Nvidia, which makes the microchips that power most artificial intelligence applications, began its extraordinary rise a year ago.
Buoyed by an explosion of interest in AI, the Silicon Valley company announced last May that it expected its chip sales to soar. In fact, that's exactly what happened. And the excitement hasn't stopped, with NVIDIA continuing to raise its revenue forecasts every few months. The company's stock price has soared, and its market capitalization has surpassed $2 trillion, making it more valuable than Google's parent company, Alphabet.
Nvidia reported another surge in revenue and profit on Wednesday, underscoring how the company remains a clear winner in the AI boom even as it struggles with inflated expectations and increasing competition.
Sales for the three months through April were $26 billion, beating the $24 billion forecast in February and marking the third consecutive quarter in which sales tripled from a year ago. Net income jumped sevenfold to $5.98 billion.
Nvidia also forecast revenue of $28 billion for the current quarter ending in July, more than double the revenue from the same period a year ago and above Wall Street expectations.
“We are poised for our next wave of growth,” Nvidia CEO Jensen Hwang said in a statement.
The 2x rather than 3x revenue likely reflects the surge in AI chip sales that began to change Nvidia's performance a year ago. These growth rates are expected to slow now that initial increases have made year-over-year comparisons tougher.
Nvidia's stock price, which has risen more than 90% this year, rose in after-hours trading after the company announced its earnings results. The company also announced a 10-for-1 stock split.
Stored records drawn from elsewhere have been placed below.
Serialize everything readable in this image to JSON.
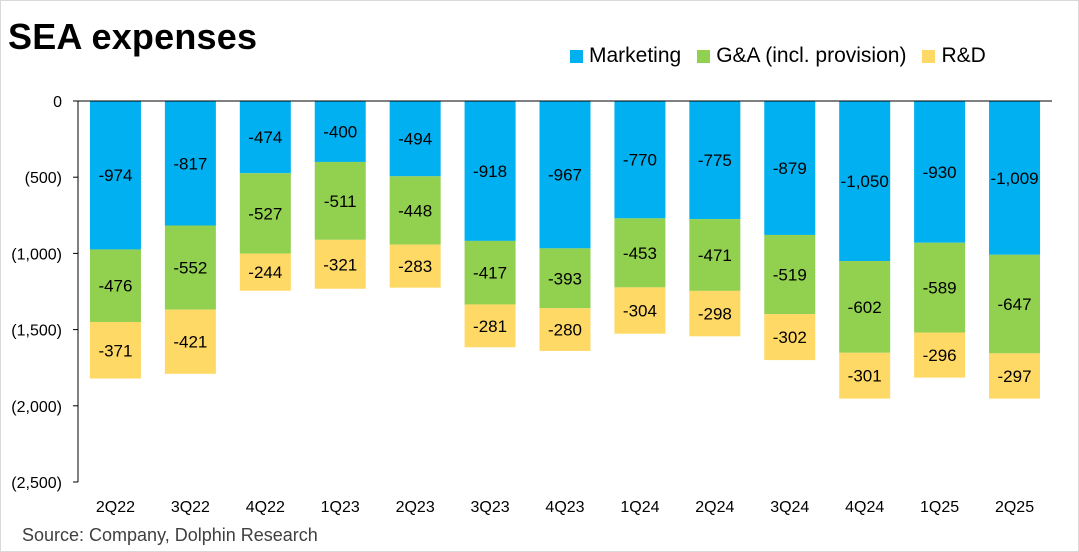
{
  "title": "SEA expenses",
  "source": "Source: Company, Dolphin Research",
  "colors": {
    "marketing": "#00b0f0",
    "ga": "#92d050",
    "rd": "#ffd966"
  },
  "chart_data": {
    "type": "bar",
    "stacked": true,
    "title": "SEA expenses",
    "categories": [
      "2Q22",
      "3Q22",
      "4Q22",
      "1Q23",
      "2Q23",
      "3Q23",
      "4Q23",
      "1Q24",
      "2Q24",
      "3Q24",
      "4Q24",
      "1Q25",
      "2Q25"
    ],
    "series": [
      {
        "name": "Marketing",
        "values": [
          -974,
          -817,
          -474,
          -400,
          -494,
          -918,
          -967,
          -770,
          -775,
          -879,
          -1050,
          -930,
          -1009
        ],
        "labels": [
          "-974",
          "-817",
          "-474",
          "-400",
          "-494",
          "-918",
          "-967",
          "-770",
          "-775",
          "-879",
          "-1,050",
          "-930",
          "-1,009"
        ]
      },
      {
        "name": "G&A (incl. provision)",
        "values": [
          -476,
          -552,
          -527,
          -511,
          -448,
          -417,
          -393,
          -453,
          -471,
          -519,
          -602,
          -589,
          -647
        ],
        "labels": [
          "-476",
          "-552",
          "-527",
          "-511",
          "-448",
          "-417",
          "-393",
          "-453",
          "-471",
          "-519",
          "-602",
          "-589",
          "-647"
        ]
      },
      {
        "name": "R&D",
        "values": [
          -371,
          -421,
          -244,
          -321,
          -283,
          -281,
          -280,
          -304,
          -298,
          -302,
          -301,
          -296,
          -297
        ],
        "labels": [
          "-371",
          "-421",
          "-244",
          "-321",
          "-283",
          "-281",
          "-280",
          "-304",
          "-298",
          "-302",
          "-301",
          "-296",
          "-297"
        ]
      }
    ],
    "ylim": [
      -2500,
      0
    ],
    "yticks": [
      0,
      -500,
      -1000,
      -1500,
      -2000,
      -2500
    ],
    "ytick_labels": [
      "0",
      "(500)",
      "(1,000)",
      "(1,500)",
      "(2,000)",
      "(2,500)"
    ],
    "legend": "top-right",
    "grid": false
  }
}
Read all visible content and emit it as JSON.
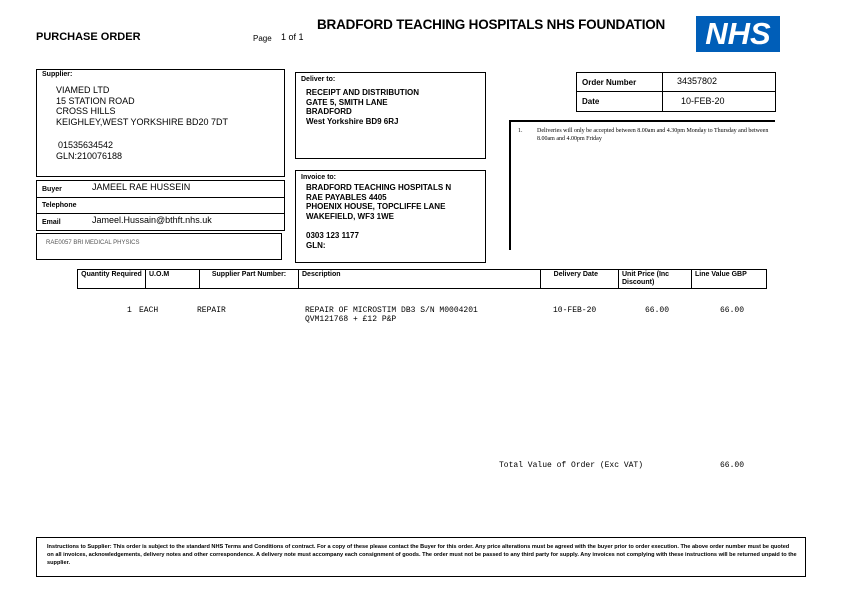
{
  "header": {
    "doc_title": "PURCHASE ORDER",
    "page_label": "Page",
    "page_value": "1 of 1",
    "org_name": "BRADFORD TEACHING HOSPITALS NHS FOUNDATION",
    "logo_text": "NHS",
    "logo_color": "#005EB8"
  },
  "supplier": {
    "label": "Supplier:",
    "lines": [
      "VIAMED LTD",
      "15 STATION ROAD",
      "CROSS HILLS",
      "KEIGHLEY,WEST YORKSHIRE BD20 7DT"
    ],
    "phone": "01535634542",
    "gln": "GLN:210076188"
  },
  "buyer": {
    "buyer_label": "Buyer",
    "buyer_value": "JAMEEL RAE HUSSEIN",
    "telephone_label": "Telephone",
    "telephone_value": "",
    "email_label": "Email",
    "email_value": "Jameel.Hussain@bthft.nhs.uk"
  },
  "department": "RAE0057 BRI MEDICAL PHYSICS",
  "deliver_to": {
    "label": "Deliver to:",
    "lines": [
      "RECEIPT AND DISTRIBUTION",
      "GATE 5, SMITH LANE",
      "BRADFORD",
      "West Yorkshire BD9 6RJ"
    ]
  },
  "invoice_to": {
    "label": "Invoice to:",
    "lines": [
      "BRADFORD TEACHING HOSPITALS N",
      "RAE PAYABLES 4405",
      "PHOENIX HOUSE, TOPCLIFFE LANE",
      "WAKEFIELD, WF3 1WE"
    ],
    "phone": "0303 123 1177",
    "gln": "GLN:"
  },
  "order": {
    "number_label": "Order Number",
    "number_value": "34357802",
    "date_label": "Date",
    "date_value": "10-FEB-20"
  },
  "notes": [
    {
      "num": "1.",
      "text": "Deliveries will only be accepted between 8.00am and 4.30pm Monday to Thursday and between 8.00am and 4.00pm Friday"
    }
  ],
  "table": {
    "headers": [
      "Quantity Required",
      "U.O.M",
      "Supplier Part Number:",
      "Description",
      "Delivery Date",
      "Unit Price (Inc Discount)",
      "Line Value GBP"
    ],
    "rows": [
      {
        "qty": "1",
        "uom": "EACH",
        "part": "REPAIR",
        "desc1": "REPAIR OF MICROSTIM DB3 S/N M0004201",
        "desc2": "QVM121768 + £12 P&P",
        "date": "10-FEB-20",
        "unit": "66.00",
        "value": "66.00"
      }
    ]
  },
  "total": {
    "label": "Total Value of Order (Exc VAT)",
    "value": "66.00"
  },
  "instructions": "Instructions to Supplier: This order is subject to the standard NHS Terms and Conditions of contract. For a copy of these please contact the Buyer for this order. Any price alterations must be agreed with the buyer prior to order execution. The above order number must be quoted on all invoices, acknowledgements, delivery notes and other correspondence. A delivery note must accompany each consignment of goods. The order must not be passed to any third party for supply. Any invoices not complying with these instructions will be returned unpaid to the supplier."
}
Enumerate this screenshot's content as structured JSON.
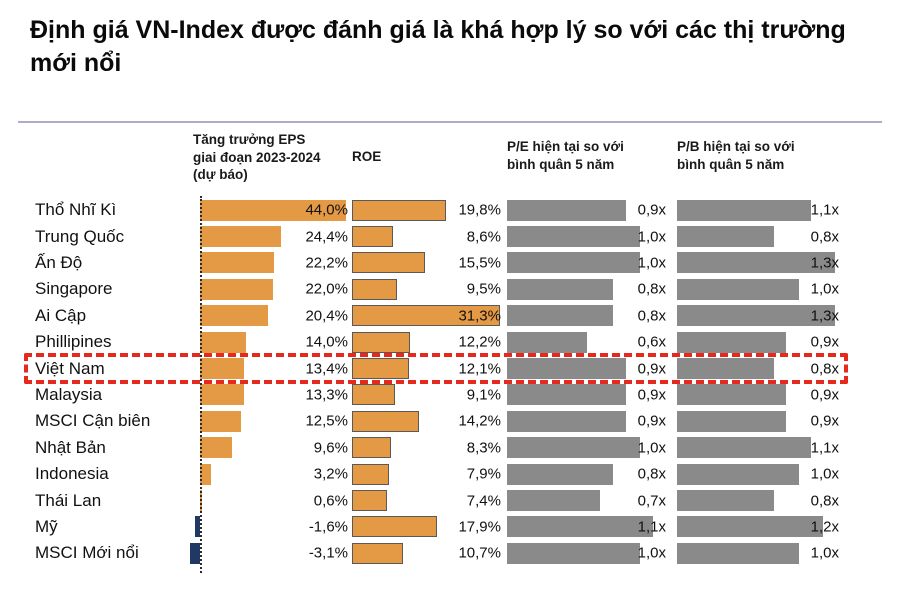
{
  "title": "Định giá VN-Index được đánh giá là khá hợp lý so với các thị trường mới nổi",
  "colors": {
    "bar_orange": "#E49A44",
    "bar_navy_negative": "#1F3864",
    "bar_gray": "#8A8A8A",
    "roe_bar_border": "#595959",
    "highlight_red": "#E5291D",
    "title_divider": "#ADAEC6",
    "text": "#111111"
  },
  "chart_data": {
    "type": "bar",
    "orientation": "horizontal",
    "grid": false,
    "legend": "none",
    "highlight_category": "Việt Nam",
    "categories": [
      "Thổ Nhĩ Kì",
      "Trung Quốc",
      "Ấn Độ",
      "Singapore",
      "Ai Cập",
      "Phillipines",
      "Việt Nam",
      "Malaysia",
      "MSCI Cận biên",
      "Nhật Bản",
      "Indonesia",
      "Thái Lan",
      "Mỹ",
      "MSCI Mới nổi"
    ],
    "series": [
      {
        "key": "eps",
        "name": "Tăng trưởng EPS giai đoạn 2023-2024 (dự báo)",
        "unit": "%",
        "color": "#E49A44",
        "negative_color": "#1F3864",
        "values": [
          44.0,
          24.4,
          22.2,
          22.0,
          20.4,
          14.0,
          13.4,
          13.3,
          12.5,
          9.6,
          3.2,
          0.6,
          -1.6,
          -3.1
        ],
        "labels": [
          "44,0%",
          "24,4%",
          "22,2%",
          "22,0%",
          "20,4%",
          "14,0%",
          "13,4%",
          "13,3%",
          "12,5%",
          "9,6%",
          "3,2%",
          "0,6%",
          "-1,6%",
          "-3,1%"
        ]
      },
      {
        "key": "roe",
        "name": "ROE",
        "unit": "%",
        "color": "#E49A44",
        "border": "#595959",
        "values": [
          19.8,
          8.6,
          15.5,
          9.5,
          31.3,
          12.2,
          12.1,
          9.1,
          14.2,
          8.3,
          7.9,
          7.4,
          17.9,
          10.7
        ],
        "labels": [
          "19,8%",
          "8,6%",
          "15,5%",
          "9,5%",
          "31,3%",
          "12,2%",
          "12,1%",
          "9,1%",
          "14,2%",
          "8,3%",
          "7,9%",
          "7,4%",
          "17,9%",
          "10,7%"
        ]
      },
      {
        "key": "pe",
        "name": "P/E hiện tại so với bình quân 5 năm",
        "unit": "x",
        "color": "#8A8A8A",
        "values": [
          0.9,
          1.0,
          1.0,
          0.8,
          0.8,
          0.6,
          0.9,
          0.9,
          0.9,
          1.0,
          0.8,
          0.7,
          1.1,
          1.0
        ],
        "labels": [
          "0,9x",
          "1,0x",
          "1,0x",
          "0,8x",
          "0,8x",
          "0,6x",
          "0,9x",
          "0,9x",
          "0,9x",
          "1,0x",
          "0,8x",
          "0,7x",
          "1,1x",
          "1,0x"
        ]
      },
      {
        "key": "pb",
        "name": "P/B hiện tại so với bình quân 5 năm",
        "unit": "x",
        "color": "#8A8A8A",
        "values": [
          1.1,
          0.8,
          1.3,
          1.0,
          1.3,
          0.9,
          0.8,
          0.9,
          0.9,
          1.1,
          1.0,
          0.8,
          1.2,
          1.0
        ],
        "labels": [
          "1,1x",
          "0,8x",
          "1,3x",
          "1,0x",
          "1,3x",
          "0,9x",
          "0,8x",
          "0,9x",
          "0,9x",
          "1,1x",
          "1,0x",
          "0,8x",
          "1,2x",
          "1,0x"
        ]
      }
    ]
  }
}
Nvidia, which originally sold chips for rendering images in video games, has profited after making big early bets to adapt its graphics processing units (GPUs) for other computing tasks. More than a decade ago, when AI researchers began using the chips to speed up tasks such as recognizing objects in photos, Mr. Huang jumped at the opportunity. He has extended Nvidia's chips for AI tasks and developed software to help advance the field.
The company's flagship processor, the H100, is in enthusiastic demand for powering AI chatbots such as OpenAI's ChatGPT. While most high-end standard processors cost a few thousand dollars, the H100 sells for between $15,000 and $40,000 each, depending on sales volume and other factors, analysts said.
Analysts are discussing the potential impact of the H100's powerful successor, codenamed Blackwell, which was announced in March and early models are expected to start arriving in the fall.
Demand for the new chips already appears strong, raising the possibility that some customers will forgo the H100 and wait for faster models. But there were few signs of such slowdown in Nvidia's latest results.
Wall Street analysts are also looking for signs that some well-funded rival could grab a significant share of Nvidia's business. Microsoft, Meta, Google and Amazon are all developing their own chips that can be customized for AI work, but they also say they are increasing their purchases of Nvidia chips.
Traditional rivals like Advanced Micro Devices and Intel are also making optimistic predictions for their own AI chips: AMD said it expects to sell $4 billion worth of its new MI300 AI processor this year.
Huang frequently points to this as a sustainable benefit. Customers don't have to worry about being locked into using that GPU, as it's the only one offered by all major cloud services such as Amazon Web Services and Microsoft Azure. Our unique chip technology provides superior service.
Nvidia also remains popular among computer makers that have long used the company's chips in their systems, including Dell Technologies, which hosted an event in Las Vegas on Monday where Huang also appeared.
Michael Dell, Dell's CEO and founder, said the company plans to offer a new data center system with 72 new Blackwell chips in a standard-built computer rack slightly taller than a refrigerator. Ta.
“Don't tempt me with that,” Huang joked. “That would make me really excited.”